Önyüklemeyi Kaldır

Yargıtay 12. Hukuk Dairesi Kararları

Ana Sayfa - İçtihatlar - Yargıtay 12. Hukuk Dairesi 2012/1672 Esas 2012/3125 Karar Sayılı İlamı

Yargıtay 12. Hukuk Dairesi 2012/1672 Esas 2012/3125 Karar Sayılı İlamı

Yargıtay 12. Hukuk Dairesi 2012/1672 Esas 2012/3125 Karar Sayılı İlamı

DAİRESİ : 12. Hukuk Dairesi

ESAS NO : 2012/1672

KARAR NO : 2012/3125

KARAR TARİHİ :

12. Hukuk Dairesi         2012/1672 E.  ,  2012/3125 K.

    "İçtihat Metni"

    MAHKEMESİ : İstanbul 15. İcra Hukuk Mahkemesi
    TARİHİ : 24/11/2010
    NUMARASI : 2010/1541-2010/1584

    Yukarıda tarih ve numarası yazılı mahkeme kararının müddeti içinde temyizen tetkiki borçlular tarafından istenmesi üzerine bu işle ilgili dosya mahallinden daireye gönderilmiş olmakla okundu ve gereği görüşülüp düşünüldü :
    Borçlular vekili usulsüz tebligat şikayetinde bulunarak, takipten 28.10.2010 tarihinde haberdar olunduğunu, dönen tebliğ parçalarında tebliğ tarihlerinin 25.10.2010 olduğu ve M.. D. diye bir şahsa haber bırakıldığı, müvekkillerinin işte olduğunun derc edildiği ve M.. D.. isimli şahsın imzasının alınmadığının görüldüğünü,  yasal usule uyulmadığını, tebliğ mazbatasında dercedilen tüm bilgilerin gerçek dışı olduğu ve mazbatada bilgi verildiği iddia edilen kişinin imzasının olmadığını, belirterek usulsüz tebligatın tespitine ve tebliğin 28.10.2010 tarihi olarak düzeltilmesini talep etmiştir.
    Mahkemece, tebliğ evrakında “muhatap işte olduğundan komşusu M.. D..’e haber bırakıldı” ibaresi Tebligat Kanunu’nun 21. ve Tebligat Tüzüğü’nün 28. maddelerine uygun değildir.
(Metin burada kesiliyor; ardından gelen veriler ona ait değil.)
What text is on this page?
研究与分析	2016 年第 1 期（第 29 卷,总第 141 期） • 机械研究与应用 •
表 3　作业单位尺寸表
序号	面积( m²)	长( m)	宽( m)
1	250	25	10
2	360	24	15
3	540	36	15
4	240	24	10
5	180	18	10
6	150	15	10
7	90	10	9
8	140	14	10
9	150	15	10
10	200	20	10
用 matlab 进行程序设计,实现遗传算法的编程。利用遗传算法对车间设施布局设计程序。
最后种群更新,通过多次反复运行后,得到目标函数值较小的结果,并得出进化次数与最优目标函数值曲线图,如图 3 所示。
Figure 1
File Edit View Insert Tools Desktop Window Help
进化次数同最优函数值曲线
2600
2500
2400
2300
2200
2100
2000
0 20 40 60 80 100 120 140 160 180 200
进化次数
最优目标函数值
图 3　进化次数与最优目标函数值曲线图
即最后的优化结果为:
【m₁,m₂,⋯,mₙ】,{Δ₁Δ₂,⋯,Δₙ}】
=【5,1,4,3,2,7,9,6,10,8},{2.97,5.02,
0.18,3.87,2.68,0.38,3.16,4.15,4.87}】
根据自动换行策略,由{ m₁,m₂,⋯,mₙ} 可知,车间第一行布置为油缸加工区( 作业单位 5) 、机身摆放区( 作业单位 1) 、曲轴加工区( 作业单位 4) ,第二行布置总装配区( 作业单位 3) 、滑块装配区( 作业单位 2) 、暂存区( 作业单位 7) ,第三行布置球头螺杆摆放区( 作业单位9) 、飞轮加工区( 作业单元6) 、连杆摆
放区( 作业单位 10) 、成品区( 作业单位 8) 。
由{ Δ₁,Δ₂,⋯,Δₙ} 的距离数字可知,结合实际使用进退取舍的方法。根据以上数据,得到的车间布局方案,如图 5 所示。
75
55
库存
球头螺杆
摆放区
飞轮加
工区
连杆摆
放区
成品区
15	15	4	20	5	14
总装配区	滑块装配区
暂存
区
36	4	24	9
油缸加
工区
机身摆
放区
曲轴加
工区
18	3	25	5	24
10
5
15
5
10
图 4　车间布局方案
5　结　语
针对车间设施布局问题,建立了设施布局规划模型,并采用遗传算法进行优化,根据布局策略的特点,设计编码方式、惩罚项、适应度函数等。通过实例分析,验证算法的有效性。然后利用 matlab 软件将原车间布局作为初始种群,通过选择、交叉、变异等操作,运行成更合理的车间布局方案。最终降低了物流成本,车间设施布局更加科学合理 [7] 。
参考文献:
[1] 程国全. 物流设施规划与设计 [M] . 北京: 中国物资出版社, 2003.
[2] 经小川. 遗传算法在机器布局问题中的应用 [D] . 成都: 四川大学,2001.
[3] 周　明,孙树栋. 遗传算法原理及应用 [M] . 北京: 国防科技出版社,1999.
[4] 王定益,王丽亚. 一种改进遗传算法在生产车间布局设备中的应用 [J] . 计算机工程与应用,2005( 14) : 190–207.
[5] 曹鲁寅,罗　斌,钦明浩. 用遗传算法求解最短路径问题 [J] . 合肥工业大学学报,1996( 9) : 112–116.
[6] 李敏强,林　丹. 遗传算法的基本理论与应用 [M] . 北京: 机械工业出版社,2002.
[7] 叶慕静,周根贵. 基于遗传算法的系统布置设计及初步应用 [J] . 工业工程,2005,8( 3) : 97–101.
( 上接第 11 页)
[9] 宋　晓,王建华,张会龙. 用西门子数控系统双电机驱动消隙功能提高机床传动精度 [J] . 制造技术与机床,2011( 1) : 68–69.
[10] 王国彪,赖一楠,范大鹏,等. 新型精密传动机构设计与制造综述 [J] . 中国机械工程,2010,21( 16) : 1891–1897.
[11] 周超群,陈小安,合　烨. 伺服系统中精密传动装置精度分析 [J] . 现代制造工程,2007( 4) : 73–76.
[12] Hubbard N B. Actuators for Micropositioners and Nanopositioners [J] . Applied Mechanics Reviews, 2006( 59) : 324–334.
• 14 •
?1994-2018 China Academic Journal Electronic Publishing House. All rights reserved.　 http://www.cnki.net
Komşusu M. D..’in 25.10.2010 tarihli TB02552265616 barkod nolu tebligat işlerinde imza alınmamış, TB 02552265609 barkod nolu tebliğ işlemi de aynı şekilde yapılmış ise de; 28.10.2010 ihbarnamenin kapıya yapıştırıldığı, bir başka deyişle borçlunun ödeme emrinin tebliğ edildiği bu tarihten itibaren 7 gün içinde şikayet yapılmadığı gerekçesiyle istemin reddine karar verilmiştir.
    İcra dosyasındaki tebliğ zarfları incelendiğinde, muhatapların işte olduğunu belirten komşu M.. D..‘in imzasının alınmadığı gibi, imzadan imtina ettiği de anlaşılamamaktadır (Mahkemece de saptandığı şekliyle). Bu durumda, Tebligat Tüzüğü’nün 28. maddesine uygun olmayıp, tebliğ zarfı suretinin kapıya yapıştırılması, bu işlemi geçerli hale getirmez. Ayrıca tebliğ tarihih itibari ile uygulanması gereken Tebligat kanunu"nun 23/8. maddesine göre tebliğ memurunun adı ve soyadı da bulunmamaktadır. Bu durumda  usulsüz tebligat şikayetinin kabulüne karar verilmesi gerekirken yazılı gerekçe ile reddine karar verilmesi isabetsizdir.
    SONUÇ  : Borçluların temyiz itirazlarının kabulü ile mahkeme kararının yukarıda yazılı nedenlerle İİK 366 ve HUMK’nun 428. maddeleri uyarınca (BOZULMASINA), 13/02/2012 gününde oybirliğiyle karar verildi.